Les évangélistes et surtout St Luc insistent fortement sur le partage des richesses et le juste partage des biens de cette création, comme faisant parti de la véritable suite du Christ. « Faites- vous des amis dans le ciel avec l’argent trompeur » entendions-nous Dimanche dernier.
Il semble donc que la leçon ne se trouve pas dans le fait de supporter avec espérance, dans un certain fatalisme, un sort d’ici-bas en attendant le dénouement bienheureux de l’au-delà.
Le personnage central semble-t-il, serait plutôt le riche repus et indifférent qui nous renvoie à cette question de fond que Dieu adresse à l’homme dès les premières pages de la Bible : « Qu’as-tu fait de ton frère ? »
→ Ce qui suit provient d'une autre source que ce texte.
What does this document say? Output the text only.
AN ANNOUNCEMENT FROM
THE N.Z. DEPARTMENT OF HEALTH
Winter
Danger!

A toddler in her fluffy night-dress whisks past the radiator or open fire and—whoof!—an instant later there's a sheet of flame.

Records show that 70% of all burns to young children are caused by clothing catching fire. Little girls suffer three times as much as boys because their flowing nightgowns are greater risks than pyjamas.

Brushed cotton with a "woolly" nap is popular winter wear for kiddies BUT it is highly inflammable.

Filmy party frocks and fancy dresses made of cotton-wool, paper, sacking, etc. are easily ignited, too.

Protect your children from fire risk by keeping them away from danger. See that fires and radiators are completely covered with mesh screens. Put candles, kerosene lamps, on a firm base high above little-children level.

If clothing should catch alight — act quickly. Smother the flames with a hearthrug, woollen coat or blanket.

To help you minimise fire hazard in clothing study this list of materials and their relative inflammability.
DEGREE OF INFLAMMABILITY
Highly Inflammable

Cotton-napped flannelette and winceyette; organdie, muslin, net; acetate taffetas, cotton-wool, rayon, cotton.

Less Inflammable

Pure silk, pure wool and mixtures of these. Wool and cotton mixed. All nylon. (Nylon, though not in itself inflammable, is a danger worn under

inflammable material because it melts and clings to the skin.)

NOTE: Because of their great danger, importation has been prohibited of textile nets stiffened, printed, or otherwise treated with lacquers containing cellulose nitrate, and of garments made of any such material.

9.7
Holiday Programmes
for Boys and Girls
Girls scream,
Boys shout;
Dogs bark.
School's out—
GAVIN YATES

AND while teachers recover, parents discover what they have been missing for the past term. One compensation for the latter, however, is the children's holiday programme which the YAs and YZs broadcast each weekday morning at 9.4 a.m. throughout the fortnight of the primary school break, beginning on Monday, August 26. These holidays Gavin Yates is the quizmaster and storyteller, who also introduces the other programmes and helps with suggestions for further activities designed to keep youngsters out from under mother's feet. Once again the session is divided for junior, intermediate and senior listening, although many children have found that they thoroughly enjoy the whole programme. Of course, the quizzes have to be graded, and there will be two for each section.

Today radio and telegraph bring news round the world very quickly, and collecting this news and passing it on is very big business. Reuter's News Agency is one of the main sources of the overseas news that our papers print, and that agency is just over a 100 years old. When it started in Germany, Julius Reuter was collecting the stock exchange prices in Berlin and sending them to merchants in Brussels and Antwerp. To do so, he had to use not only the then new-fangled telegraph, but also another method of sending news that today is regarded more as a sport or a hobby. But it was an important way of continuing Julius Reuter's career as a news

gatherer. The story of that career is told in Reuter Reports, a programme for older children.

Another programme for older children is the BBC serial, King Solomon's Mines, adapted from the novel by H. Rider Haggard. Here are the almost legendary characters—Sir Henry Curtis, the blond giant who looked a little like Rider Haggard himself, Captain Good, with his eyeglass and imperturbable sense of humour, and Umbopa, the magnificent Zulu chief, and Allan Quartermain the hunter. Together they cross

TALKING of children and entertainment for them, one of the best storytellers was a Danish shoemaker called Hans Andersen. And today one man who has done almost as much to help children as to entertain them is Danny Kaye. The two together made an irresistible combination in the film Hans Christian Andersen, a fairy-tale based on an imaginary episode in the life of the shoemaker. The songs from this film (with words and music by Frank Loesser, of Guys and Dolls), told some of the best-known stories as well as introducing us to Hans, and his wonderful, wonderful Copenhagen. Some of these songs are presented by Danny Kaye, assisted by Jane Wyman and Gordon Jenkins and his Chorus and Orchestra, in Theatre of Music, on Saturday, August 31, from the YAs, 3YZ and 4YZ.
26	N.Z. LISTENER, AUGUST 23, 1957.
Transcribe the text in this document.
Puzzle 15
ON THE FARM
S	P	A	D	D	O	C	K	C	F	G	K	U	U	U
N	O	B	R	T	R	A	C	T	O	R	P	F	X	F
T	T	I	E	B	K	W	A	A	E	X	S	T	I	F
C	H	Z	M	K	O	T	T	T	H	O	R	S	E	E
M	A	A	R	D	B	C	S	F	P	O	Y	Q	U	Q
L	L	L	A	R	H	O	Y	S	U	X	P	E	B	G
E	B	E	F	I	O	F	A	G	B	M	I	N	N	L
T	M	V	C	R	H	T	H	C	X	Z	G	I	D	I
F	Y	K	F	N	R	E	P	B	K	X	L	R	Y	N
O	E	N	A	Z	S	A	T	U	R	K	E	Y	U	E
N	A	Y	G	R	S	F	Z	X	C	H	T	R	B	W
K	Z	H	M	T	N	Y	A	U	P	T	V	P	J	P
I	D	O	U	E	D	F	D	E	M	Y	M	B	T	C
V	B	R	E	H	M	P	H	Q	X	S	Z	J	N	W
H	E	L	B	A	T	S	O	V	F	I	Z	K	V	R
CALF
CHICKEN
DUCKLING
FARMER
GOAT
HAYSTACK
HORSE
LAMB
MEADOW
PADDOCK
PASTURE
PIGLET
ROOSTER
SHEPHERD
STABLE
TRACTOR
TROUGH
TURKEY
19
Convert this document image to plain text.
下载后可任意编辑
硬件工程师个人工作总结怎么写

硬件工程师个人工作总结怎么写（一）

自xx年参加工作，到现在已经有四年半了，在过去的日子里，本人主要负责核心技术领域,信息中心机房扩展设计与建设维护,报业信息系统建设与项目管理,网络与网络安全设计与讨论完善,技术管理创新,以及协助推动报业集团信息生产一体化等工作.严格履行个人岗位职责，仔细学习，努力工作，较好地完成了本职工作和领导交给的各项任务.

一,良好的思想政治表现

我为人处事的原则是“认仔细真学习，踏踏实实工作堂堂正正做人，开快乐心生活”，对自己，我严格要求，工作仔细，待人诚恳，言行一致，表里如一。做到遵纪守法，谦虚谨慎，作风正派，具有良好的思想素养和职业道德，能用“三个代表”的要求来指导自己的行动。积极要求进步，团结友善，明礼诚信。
Dans notre parabole, la présence du pauvre Lazare agit comme un miroir qui nous renvoie cette question qui résonne comme un écho incessant à travers l’humanité. Le plus beau révélateur des racines malades de notre cœur n’est-il pas caché derrière le visage du pauvre Lazare ? le Christ lui-même défiguré, qui de riche qu’il était s’est fait pauvre pour nous enrichir de sa pauvreté (2 Co 8, 9). Le Christ n’est pas qu’un « revenu d’entre les morts » qui nous porterait un message de l’au-delà, il est le vainqueur de la mort, le Vivant à jamais parmi nous. Il est la Parole vivante de Dieu qui traverse les Écritures et l’histoire sainte de la Révélation, comme se plaît à nous le répéter l’évangéliste Luc.
La parabole nous dit que pauvreté et richesse ne constituent pas des déterminismes irréversibles. Comme les cinq frères nous sommes invités à écouter la Parole vivante de Dieu dans sa globalité et à la mettre en pratique, alors le Ressuscité prendra une place nouvelle dans nos vies, dans notre foi et dans notre engagement chrétien, afin de faire disparaître les fossés qui nous séparent.